Sunday, March 27, 2016

Will the scams never end?


     The books I have written, featured on the shelves above, are listed for sale  a number of places such as Indigo, Barnes and Noble and some European distributors as well as the ubiquitous Amazon. A forward thinking company, no doubt,  Amazon regularly seeks to improve not only their bottom line but also their customers' experience.   (I receive no benefit in stating this, basing it on my experience as a customer as well as a vendor).

     A year or so ago the  Kindle Unlimited program was introduced by Amazon.   Like Spotify for music, Kindle Unlimited, or KU, is a subscription based service.   The reader/customer pays $9.99 and has access to closing on a million  books whose authors/publishers have entered them in the KU program.   Authors/ Publishers share in a pool of money, which amount is set after the end of  each month. (This amount has been slowly declining)  The subscriber pays nothing more than the monthly fee regardless of how many books are read. (or started)  Similar programs, like Scribed or Oyster, have excluded Romance books from the subscriptions as it seems that readers of Romance are more voracious readers than other those who prefer other genres.   These leads to a potential problem.

     The subscription based model can only work for the company offering  it if, overall, subscribers read fewer books  in a month than the total amount  paid to the authors/publishers for the right to sell their product.  Last fall, in an earlier iteration of KU, the renumeration per book was  about $1.35.    Writers of long books felt short changed in that they received the same amount as very brief books.   This led to a flurry of authors breaking up their books into short segments so that the same book now incurred six (or more)  payments.   This made no difference to the KU subscriber but Amazon was paying six times for the same product.   An industry arose writing brief scamplets  (short for scam pamphlets), increasing font size, increasing spacing, and various other tactics.  Complaints ensued.

     Kindle Unlimited version 2 was the eventual result.  This time, authors/publishers were to be paid based on pages read.    Short stories would get their eight cents and epic tomes would receive as much as $4 per book.    The condition now was that the book had to be read.   If the reader gave up, for whatever reason, payment was calculated based up to the last page read.   There were grumbles about quality vs quantity and writers of  children's illustrated picture books felt hard done by.

     Never underestimate the ingenuity of those out to scam the system.   These aren't really writers;  they are people who traverse the economic landscape looking for opportunities.   Somehow it was discovered that, by putting the Table of Contents at the back of the book or by putting a link at the front to a contest entry at the back of the book, readers would immediately skip to the very back to look at the table of contents or enter the contest.   This led to the e-book immediately registering as 'read', all one thousand pages of it.   Whether the reader subsequently stopped reading at page 10 made no difference.   In fact, perpetrators of this scam did not actually  write a book.   The inside might contained foreign language material or recipes lifted off the internet or indecipherable babble generated by overseas 'content farms.'   It didn't matter.

     KU subscribers may have stopped reading in disgust but as they weren't out any money, there was no need to complain and ask for a refund.   Perhaps it was only when some opportunists, not satisfied with the thousands received from Amazon, decided to sell their method on You Tube and other venues so that others could profit.
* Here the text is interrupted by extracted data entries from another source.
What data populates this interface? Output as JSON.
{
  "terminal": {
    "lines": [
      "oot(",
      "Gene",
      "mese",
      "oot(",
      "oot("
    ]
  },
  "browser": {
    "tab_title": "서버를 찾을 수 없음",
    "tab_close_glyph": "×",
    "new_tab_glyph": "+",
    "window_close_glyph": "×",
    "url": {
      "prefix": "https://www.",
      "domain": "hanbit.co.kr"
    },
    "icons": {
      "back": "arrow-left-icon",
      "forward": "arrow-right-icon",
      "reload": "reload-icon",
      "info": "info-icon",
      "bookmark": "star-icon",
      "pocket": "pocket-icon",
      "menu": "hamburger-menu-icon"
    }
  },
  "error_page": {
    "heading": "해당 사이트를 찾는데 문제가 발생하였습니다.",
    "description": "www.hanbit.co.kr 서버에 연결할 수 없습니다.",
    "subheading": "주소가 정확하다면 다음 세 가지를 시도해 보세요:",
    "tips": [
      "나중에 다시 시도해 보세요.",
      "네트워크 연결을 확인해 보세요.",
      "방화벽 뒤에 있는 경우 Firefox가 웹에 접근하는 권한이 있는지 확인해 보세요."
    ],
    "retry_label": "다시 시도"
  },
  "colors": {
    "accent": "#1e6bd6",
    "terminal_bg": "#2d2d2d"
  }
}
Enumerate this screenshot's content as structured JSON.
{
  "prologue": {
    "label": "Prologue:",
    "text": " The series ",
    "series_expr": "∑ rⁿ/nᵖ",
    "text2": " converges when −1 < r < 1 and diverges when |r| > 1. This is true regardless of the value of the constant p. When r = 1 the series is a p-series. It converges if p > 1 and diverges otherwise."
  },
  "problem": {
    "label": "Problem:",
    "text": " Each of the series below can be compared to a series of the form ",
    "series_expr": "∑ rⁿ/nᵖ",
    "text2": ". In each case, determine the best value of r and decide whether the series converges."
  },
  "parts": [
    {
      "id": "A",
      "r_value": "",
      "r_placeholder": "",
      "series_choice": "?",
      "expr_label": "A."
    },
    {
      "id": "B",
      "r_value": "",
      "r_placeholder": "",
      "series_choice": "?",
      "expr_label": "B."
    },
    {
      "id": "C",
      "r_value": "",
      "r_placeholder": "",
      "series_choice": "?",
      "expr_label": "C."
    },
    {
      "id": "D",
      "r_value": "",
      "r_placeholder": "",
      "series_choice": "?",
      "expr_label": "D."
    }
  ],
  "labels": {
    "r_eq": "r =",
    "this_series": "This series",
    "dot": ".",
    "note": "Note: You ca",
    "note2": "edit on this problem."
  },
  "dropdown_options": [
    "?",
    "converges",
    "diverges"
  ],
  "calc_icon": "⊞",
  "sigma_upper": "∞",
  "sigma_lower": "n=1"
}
Soon many knew that Amazon's system did not actually keep track of customers' reading habits, it only registered the ultimate paged attained.

     The KU system is being tweaked again and Table of Contents must now be at the front of the book.      I guess that will help a little.   But then there's the problem of scammers setting up Reading Circles, buying KU memberships for say ten people, and employing them to buy and then 'read'  a couple of hundred books a day by opening the book and flipping to the last page and then on to the next.

      I am not in the Kindle Unlimited system and therefore not directly affected but the reputation of the writing profession  can't benefit from tricks like the foregoing.